Highpoints of this new romance would have to include the time we spent in St Emilion. Aside from producing some of the best wine in the region this perfectly-preserved medieval hilltop town is simply beautiful. So taken in was I that I made easy prey for fellow wine merchant Hugo Stefanski who shamelessly upsold me on a selection of wines including a probably over-priced Pomerol made by a tiny producer who’s managed to hold on to just 1 acre of land next door to Pétrus – the big boys in the region (they recently offered him 2 million euros for it apparently). You think I’d be immune to this kind of blatant sales patter but I was powerless to resist!
Eating fresh oysters from the Bassin d’Arcachon with a glass of white Bordeaux Graves at a beach shack on Cap Ferret will live long in the memory. But my fondest memories are of the time we spent at Château Civrac with Cornishman turned Bordeaux winemaker Mark Hellyar.
Many of you will know the story of how he rescued a neglected Château & vineyard near Bourg sur Gironde & you may have tasted his wines at BinTwo.
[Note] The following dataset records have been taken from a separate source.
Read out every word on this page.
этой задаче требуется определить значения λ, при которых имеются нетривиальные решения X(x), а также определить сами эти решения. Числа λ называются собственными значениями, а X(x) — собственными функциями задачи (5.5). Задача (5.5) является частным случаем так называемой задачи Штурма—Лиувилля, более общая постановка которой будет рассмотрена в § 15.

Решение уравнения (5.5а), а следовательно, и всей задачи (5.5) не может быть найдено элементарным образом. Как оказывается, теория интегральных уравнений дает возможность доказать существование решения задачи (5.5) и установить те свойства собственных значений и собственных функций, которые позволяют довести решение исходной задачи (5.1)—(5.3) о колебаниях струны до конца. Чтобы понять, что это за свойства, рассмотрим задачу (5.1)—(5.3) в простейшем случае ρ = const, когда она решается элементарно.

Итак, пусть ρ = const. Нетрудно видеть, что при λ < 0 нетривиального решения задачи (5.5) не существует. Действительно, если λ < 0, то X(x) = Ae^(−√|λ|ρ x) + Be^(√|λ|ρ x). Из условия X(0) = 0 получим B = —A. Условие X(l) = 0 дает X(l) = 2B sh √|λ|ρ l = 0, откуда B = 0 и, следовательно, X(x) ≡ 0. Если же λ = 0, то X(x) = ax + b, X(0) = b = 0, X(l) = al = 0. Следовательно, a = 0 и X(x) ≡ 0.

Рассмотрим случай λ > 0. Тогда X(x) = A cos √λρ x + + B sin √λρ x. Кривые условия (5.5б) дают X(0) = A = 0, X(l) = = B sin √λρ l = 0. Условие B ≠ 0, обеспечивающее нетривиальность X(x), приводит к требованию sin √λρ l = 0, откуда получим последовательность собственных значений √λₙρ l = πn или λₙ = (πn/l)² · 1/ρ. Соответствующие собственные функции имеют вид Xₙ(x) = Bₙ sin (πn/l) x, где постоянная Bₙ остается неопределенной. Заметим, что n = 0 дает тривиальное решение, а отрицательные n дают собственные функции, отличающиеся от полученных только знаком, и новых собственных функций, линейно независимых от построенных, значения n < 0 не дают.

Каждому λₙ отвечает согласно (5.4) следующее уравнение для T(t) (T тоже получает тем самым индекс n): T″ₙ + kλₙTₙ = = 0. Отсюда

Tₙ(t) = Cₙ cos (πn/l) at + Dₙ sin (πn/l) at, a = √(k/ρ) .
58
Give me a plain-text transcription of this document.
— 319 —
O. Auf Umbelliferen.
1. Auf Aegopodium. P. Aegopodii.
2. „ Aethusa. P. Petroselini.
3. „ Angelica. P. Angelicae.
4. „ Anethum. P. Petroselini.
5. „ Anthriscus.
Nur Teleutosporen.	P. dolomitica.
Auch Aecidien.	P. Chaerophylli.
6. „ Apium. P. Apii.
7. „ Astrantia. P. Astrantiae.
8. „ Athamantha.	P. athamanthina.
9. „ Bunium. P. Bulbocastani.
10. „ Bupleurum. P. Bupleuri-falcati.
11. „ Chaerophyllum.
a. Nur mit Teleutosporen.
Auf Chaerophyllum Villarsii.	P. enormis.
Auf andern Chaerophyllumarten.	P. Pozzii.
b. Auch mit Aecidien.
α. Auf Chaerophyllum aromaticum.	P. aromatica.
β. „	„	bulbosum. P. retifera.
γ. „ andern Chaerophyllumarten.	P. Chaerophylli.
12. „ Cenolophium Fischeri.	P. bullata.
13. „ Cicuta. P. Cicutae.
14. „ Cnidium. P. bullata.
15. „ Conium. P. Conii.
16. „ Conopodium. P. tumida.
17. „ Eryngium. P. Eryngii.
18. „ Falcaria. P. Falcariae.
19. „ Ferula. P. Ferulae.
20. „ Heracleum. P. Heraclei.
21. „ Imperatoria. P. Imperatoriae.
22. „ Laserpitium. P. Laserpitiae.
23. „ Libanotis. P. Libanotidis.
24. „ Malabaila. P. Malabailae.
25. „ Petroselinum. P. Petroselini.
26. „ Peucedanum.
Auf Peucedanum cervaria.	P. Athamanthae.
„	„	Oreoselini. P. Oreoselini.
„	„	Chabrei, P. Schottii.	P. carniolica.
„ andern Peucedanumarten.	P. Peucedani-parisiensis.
Certainly it’s no secret that I’m a huge fan of Mark’s work but visiting his vineyard (& we were honoured to discover that we were his very first visitors) really brought his inspiring story to life.
Winemaking, as I witnessed, is blooming hard graft & Mark is right in the thick of it. The winery dates back to the late 18th century & remains largely unchanged. The early 20th century saw the addition of concrete storage tanks as used by Pétrus (fantastic for maintaining stable storage conditions) & Mark has grafted on the bare minimum of 21st century technology to improve electronic temperature & quality control. But otherwise his processes remain remarkably traditional – if a small-scale, minimal intervention, high quality artisan wine is your thing then stop looking.
Walking through the unassuming door to the winery at Château Civrac feels like taking a little step back in history & we feel very privileged to have been allowed to take it. Thanks Mark – keep up the good work!